Utah’s candidates for lieutenant governor talk about COVID-19, police reform, abortion and the gender wage gap

(Tribune file photos) Democrat Karina Brown, left, and Republican Sen. Deidre Henderson, right, are lieutenant governor candidates in the 2020 Utah gubernatorial race.

When all the ballots are counted, Utah will have its second female lieutenant governor.

It could be Karina Brown, a Medicaid expansion advocate, who is running with University of Utah professor Chris Peterson on the Democratic ticket. Or Sen. Deidre Henderson, R-Spanish Fork, who is running alongside Lt. Gov.
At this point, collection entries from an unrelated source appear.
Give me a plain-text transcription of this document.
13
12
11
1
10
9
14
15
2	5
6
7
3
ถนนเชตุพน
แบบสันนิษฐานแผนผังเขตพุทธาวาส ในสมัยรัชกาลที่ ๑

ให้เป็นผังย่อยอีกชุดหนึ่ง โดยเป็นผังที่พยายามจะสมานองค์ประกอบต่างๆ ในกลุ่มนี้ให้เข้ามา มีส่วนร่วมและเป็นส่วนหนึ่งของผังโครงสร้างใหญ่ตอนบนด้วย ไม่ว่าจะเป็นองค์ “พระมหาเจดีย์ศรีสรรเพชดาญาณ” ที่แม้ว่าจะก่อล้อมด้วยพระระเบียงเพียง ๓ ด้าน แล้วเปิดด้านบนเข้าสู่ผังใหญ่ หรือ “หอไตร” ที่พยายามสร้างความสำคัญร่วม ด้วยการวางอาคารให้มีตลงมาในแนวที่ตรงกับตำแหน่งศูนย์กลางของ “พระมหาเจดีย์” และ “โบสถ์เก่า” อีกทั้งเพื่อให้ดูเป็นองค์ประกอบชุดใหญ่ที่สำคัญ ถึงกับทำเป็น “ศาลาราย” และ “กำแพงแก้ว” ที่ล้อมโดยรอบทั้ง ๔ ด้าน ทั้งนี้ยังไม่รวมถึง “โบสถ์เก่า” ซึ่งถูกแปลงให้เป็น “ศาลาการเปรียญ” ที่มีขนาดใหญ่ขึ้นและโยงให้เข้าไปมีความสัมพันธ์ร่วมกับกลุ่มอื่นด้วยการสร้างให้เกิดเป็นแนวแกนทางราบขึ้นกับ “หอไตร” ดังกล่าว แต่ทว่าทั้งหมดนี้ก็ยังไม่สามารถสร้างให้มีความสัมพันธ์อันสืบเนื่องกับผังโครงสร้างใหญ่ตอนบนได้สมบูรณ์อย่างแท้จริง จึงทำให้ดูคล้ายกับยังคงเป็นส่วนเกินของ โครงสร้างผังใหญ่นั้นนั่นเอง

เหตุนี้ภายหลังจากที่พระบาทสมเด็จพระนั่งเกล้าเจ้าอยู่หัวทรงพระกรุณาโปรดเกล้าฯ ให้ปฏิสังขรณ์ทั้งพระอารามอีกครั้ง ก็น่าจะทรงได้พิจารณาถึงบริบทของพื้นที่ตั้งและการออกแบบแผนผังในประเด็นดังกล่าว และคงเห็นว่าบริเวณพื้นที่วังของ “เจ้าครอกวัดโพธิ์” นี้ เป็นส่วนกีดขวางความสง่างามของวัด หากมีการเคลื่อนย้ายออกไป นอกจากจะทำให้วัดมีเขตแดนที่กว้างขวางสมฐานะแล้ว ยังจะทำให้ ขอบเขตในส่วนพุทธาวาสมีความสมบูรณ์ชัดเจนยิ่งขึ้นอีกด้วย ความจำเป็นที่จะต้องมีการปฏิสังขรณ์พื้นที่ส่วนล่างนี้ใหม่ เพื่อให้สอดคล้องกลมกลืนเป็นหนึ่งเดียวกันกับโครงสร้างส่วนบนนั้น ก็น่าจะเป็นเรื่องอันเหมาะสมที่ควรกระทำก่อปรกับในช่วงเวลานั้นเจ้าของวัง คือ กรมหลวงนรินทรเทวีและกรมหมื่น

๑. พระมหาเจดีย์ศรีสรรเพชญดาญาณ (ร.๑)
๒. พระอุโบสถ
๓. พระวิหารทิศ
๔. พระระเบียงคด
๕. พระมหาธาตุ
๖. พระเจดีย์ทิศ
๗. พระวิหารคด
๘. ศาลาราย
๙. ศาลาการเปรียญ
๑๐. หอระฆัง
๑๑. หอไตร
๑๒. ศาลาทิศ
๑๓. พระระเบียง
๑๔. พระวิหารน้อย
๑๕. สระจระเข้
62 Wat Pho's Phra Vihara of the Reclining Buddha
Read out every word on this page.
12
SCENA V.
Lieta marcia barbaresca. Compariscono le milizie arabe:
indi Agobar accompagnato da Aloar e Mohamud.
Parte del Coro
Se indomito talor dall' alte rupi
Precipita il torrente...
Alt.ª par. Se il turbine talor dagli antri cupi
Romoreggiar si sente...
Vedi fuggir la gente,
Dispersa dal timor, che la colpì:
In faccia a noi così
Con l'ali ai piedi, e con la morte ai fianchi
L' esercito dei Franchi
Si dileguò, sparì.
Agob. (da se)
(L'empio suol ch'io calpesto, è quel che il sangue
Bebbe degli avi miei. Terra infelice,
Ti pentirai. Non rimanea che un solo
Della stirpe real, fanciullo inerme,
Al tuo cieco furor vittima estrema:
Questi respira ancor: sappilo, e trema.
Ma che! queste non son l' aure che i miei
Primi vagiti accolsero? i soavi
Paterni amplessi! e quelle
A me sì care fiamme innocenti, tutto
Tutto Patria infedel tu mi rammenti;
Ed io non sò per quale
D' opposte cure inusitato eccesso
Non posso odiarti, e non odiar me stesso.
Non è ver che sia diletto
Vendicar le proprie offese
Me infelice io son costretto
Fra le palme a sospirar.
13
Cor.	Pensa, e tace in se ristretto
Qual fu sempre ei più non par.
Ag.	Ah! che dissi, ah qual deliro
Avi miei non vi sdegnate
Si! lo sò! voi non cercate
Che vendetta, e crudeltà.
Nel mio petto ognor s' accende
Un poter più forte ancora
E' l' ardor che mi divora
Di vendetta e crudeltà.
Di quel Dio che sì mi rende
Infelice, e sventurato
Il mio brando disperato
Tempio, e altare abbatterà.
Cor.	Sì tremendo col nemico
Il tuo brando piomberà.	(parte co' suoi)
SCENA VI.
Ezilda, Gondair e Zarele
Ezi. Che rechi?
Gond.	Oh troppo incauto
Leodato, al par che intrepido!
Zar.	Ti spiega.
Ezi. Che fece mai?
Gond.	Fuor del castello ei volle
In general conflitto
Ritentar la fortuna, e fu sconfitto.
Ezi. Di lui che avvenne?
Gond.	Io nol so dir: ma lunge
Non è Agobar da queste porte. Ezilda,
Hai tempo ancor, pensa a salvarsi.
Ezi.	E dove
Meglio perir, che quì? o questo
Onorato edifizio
Spencer Cox as the Republican candidates.

The Salt Lake Tribune recently interviewed Henderson and Brown over Zoom for supporters of the paper’s Report for America positions, talking about the coronavirus, police reform, abortion, the Equal Rights Amendment and Utah’s poor reputation for women.


When asked how she thought Utah leaders have generally handled COVID-19, Brown said, “Gov. [Gary] Herbert has done a great job with the weekly updates involving Angela Dunn,” the state epidemiologist, and in “giving the counties authority to issue mask mandates.”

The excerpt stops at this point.